Tutti attaccano Salvini in Italia. Ma guardate i grandi Complimente che arrivano dall’Estero

Vi stiamo raccontando in questi giorni degli innumerevoli attacchi che sta ricevendo Salvini.
È diventato quasi il nuovo sport nazionale italiano.

Ma mentre dall’Italia riceve attacchi.
Dall’estero arrivano grossi complimenti.
Ecco chi si è complimentato con lui.

Sul Populista leggiamo che:

Dopo l’incontro per fondare una nuova Europa tra Salvini ed Orban, è Marine Le Pen a tingere d’entusiasmo le aspettative: “La scelta degli europei nel 2019 sarà fra l’Ue di Macron, verso il federalismo e l’immigrazione di massa, e l’Europa delle Nazioni libere, delle identità e delle protezioni che noi rappresentiamo.”

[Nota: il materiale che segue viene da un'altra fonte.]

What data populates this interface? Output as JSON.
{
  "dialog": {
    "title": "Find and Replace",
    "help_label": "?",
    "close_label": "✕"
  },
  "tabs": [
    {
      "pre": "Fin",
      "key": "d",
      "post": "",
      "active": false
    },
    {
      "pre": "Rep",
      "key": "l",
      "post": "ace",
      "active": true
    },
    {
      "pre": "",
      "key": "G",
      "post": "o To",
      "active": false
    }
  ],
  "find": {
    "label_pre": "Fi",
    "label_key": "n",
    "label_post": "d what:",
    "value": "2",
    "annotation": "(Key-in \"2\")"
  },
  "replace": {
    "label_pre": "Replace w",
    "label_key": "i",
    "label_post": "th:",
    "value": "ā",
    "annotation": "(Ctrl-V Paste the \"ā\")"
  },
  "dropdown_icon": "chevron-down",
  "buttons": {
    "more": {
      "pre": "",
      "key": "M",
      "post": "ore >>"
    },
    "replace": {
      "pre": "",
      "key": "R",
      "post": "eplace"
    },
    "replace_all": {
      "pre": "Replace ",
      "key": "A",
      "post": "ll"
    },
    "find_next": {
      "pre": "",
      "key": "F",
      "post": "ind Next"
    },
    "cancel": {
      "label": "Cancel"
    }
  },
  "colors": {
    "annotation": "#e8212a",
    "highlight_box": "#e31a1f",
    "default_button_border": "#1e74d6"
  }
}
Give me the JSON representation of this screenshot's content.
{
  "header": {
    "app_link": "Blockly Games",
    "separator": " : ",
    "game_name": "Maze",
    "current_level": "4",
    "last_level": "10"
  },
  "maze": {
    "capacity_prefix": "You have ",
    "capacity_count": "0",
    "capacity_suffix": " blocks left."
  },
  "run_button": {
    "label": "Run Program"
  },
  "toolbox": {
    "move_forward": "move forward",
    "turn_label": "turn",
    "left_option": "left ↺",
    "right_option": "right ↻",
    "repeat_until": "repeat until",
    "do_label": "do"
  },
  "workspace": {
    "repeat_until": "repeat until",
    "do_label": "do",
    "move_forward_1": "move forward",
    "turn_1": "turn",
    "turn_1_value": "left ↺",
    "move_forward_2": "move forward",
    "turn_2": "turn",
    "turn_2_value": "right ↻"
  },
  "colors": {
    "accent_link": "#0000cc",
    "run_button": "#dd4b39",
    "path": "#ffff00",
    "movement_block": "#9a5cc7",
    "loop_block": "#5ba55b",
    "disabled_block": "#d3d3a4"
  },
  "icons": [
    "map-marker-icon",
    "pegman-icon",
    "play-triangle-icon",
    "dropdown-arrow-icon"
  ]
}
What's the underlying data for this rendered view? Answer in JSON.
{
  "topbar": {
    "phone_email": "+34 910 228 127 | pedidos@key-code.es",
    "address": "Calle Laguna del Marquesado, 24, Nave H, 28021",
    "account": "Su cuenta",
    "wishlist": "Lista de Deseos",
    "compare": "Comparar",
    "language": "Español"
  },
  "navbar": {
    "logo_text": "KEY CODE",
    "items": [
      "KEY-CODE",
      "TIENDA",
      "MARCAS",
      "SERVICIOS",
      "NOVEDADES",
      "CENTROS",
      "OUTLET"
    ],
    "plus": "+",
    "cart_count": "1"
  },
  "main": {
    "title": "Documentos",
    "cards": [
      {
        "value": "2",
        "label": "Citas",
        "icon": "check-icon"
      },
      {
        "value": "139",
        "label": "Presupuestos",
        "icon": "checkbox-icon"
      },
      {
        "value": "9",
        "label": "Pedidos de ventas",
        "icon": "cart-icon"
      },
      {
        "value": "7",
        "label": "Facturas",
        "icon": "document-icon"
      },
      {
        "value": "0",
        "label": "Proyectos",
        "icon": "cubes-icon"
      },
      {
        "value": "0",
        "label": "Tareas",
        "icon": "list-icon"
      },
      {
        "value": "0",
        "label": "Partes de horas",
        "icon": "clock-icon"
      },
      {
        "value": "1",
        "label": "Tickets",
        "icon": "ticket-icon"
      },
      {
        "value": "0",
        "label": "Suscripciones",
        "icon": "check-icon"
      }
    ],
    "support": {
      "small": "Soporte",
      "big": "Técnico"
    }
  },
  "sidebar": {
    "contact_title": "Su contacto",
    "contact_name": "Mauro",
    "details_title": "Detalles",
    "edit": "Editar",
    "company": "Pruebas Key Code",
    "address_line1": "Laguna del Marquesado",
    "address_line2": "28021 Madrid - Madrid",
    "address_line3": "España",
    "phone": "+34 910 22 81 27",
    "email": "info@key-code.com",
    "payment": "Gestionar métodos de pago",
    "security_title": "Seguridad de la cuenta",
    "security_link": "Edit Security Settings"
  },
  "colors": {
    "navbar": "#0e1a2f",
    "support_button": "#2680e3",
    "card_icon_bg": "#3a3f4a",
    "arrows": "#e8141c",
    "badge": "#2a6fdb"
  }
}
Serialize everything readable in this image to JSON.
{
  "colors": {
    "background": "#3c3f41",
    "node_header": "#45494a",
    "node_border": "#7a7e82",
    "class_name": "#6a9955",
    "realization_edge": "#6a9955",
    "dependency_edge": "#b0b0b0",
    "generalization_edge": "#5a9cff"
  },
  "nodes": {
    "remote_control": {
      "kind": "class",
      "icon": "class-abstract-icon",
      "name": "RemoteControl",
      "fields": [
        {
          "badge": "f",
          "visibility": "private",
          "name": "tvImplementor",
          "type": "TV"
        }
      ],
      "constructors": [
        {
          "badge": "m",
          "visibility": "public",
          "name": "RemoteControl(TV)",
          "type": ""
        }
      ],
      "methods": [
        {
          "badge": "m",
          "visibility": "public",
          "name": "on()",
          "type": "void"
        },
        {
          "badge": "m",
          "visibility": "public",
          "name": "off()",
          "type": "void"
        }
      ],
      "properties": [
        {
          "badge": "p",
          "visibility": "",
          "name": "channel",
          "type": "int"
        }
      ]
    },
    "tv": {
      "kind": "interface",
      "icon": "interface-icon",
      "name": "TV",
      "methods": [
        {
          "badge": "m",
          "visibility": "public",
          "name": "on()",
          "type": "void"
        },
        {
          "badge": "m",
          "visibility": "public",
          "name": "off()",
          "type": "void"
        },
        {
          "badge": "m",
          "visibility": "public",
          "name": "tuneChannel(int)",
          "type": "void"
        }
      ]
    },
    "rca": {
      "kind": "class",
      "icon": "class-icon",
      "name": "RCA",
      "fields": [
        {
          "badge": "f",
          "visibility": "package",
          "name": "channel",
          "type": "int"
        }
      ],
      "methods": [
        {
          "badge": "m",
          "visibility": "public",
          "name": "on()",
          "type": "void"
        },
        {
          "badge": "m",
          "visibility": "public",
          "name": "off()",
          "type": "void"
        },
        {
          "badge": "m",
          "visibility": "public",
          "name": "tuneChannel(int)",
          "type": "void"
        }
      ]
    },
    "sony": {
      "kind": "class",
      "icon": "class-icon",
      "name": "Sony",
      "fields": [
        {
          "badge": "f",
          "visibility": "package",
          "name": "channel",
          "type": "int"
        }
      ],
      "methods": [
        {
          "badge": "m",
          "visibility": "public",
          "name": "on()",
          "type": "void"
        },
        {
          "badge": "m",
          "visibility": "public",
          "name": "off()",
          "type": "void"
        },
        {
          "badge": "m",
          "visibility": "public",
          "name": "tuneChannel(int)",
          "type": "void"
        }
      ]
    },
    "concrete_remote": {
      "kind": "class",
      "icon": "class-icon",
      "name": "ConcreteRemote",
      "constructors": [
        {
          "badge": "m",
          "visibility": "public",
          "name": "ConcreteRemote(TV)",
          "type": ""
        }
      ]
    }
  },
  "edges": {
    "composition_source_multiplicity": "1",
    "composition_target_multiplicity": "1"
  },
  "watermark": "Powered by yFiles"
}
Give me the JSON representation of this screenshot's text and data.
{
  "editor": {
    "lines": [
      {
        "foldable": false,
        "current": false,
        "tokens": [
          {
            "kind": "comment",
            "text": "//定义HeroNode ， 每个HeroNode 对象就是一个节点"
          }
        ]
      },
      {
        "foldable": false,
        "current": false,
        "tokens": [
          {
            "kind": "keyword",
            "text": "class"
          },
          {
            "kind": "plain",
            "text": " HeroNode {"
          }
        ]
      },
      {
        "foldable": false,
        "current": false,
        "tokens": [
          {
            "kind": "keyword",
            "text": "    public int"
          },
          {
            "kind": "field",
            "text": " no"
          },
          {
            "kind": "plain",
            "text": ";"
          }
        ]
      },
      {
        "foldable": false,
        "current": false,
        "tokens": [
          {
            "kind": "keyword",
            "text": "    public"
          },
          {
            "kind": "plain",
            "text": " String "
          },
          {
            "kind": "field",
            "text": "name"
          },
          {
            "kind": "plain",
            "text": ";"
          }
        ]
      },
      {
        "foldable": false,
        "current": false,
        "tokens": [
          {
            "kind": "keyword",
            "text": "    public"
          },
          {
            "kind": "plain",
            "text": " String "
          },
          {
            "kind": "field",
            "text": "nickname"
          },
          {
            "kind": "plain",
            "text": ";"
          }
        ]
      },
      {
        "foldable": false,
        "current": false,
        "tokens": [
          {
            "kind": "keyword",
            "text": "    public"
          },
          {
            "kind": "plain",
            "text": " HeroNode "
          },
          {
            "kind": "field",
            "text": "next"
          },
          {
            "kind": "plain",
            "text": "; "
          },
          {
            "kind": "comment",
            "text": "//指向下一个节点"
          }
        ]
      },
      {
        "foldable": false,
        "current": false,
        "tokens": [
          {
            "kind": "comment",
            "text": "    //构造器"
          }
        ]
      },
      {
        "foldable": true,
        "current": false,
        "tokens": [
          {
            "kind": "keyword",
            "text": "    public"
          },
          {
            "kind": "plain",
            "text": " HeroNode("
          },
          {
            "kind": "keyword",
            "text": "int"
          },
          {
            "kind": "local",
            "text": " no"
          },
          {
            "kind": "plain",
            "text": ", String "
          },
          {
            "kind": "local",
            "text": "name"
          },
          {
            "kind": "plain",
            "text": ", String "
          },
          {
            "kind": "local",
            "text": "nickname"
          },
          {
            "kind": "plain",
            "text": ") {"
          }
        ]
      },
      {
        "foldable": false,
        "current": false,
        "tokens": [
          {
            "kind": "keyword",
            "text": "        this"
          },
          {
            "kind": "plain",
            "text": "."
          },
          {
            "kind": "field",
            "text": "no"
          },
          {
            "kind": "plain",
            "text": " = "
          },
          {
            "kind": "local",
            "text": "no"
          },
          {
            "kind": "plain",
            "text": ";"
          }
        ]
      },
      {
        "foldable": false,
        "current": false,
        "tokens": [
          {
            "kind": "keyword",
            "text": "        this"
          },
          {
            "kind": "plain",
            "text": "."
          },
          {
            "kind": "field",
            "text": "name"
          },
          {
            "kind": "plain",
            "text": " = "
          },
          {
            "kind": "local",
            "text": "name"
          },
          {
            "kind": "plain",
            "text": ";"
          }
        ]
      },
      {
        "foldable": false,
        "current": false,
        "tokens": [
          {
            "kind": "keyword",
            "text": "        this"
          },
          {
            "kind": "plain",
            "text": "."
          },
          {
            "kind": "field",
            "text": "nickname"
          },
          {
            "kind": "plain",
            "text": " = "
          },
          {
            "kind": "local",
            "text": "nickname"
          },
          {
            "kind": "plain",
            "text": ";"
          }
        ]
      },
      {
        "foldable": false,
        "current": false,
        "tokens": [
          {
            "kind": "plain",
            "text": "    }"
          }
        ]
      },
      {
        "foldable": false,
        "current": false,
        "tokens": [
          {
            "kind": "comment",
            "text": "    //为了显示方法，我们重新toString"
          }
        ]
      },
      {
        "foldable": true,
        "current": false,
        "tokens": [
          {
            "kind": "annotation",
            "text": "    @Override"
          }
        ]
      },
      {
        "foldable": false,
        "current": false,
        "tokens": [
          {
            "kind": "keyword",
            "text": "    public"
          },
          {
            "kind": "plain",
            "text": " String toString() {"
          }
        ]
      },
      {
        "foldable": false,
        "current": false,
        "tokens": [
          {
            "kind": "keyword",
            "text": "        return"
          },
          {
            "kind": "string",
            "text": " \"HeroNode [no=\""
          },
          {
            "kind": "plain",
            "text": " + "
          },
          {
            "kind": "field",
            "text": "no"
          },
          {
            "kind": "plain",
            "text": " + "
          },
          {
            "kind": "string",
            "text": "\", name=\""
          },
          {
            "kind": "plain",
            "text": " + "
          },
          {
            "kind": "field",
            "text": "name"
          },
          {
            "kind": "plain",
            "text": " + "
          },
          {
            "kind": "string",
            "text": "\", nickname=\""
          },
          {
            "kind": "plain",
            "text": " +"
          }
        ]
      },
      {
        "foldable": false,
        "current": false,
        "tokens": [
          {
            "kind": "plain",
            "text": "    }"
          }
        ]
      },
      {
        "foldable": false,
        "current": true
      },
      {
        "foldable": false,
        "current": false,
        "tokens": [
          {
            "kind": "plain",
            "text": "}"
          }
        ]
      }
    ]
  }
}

Solo qualche giorno fa, dopo l’ordalia assurda da cui vorrebbero far passare il Ministro degli Interni alcune Procure, sempre la Le Pen s’era scagliata contro il sistema giudiziario: “Giudici che vogliono ritirare il potere ai popoli per appropriarsene indebitamente si chiama ‘il governo dei giudici’ e di fatto non esiste solo in Francia. Sostegno a Matteo Salvini e al popolo italiano! #NessunoTocchiSalvini #IoStoconSalvini”.

Di fatto sono incredibili le parole e le espressioni usate dai colleghi del leader leghista, quasi fosse una base militante innamorata del proprio rappresentante. Segno che il magnetismo umano ed il carisma viscerale che Salvini propaga, sono una inesauribile fonte di energia anche per chi gli sta intorno.

Dopo il mancato obiettivo dell’Eliseo, tutti erano pronti a fissare la data delle esequie con il disprezzo funebre per il nostro avvenire. E invece, ci apprestiamo alle Europee 2019 con la possibilità di cambiare i connotati al Parlamento di Bruxelles. E Macron, che oggi si erge a peggior nemico dell’autodeterminazione dei cittadini, dopo un anno di mandato esecutivo può “vantare” un risultato: “Per il 61% dei francesi, non è un buon Presidente.”

Salvini non ha fatto mancare di dire la sua:

“Da inizio 2017 ad oggi la Francia del ‘bravo Macron’ ha respinto più di 48.000 immigrati alle frontiere con l’Italia, comprese donne e bambini. Sarebbe questa l’Europa ‘accogliente e solidale’ di cui parlano Macron e i buonisti?
Al posto di dare lezioni agli altri, inviterei l’ipocrita presidente francese a riaprire i confini e accogliere le migliaia di rifugiati che aveva promesso di prendere. L’Italia non è più il campo profughi d’Europa, la pacchia per scafisti e buonisti è finita!”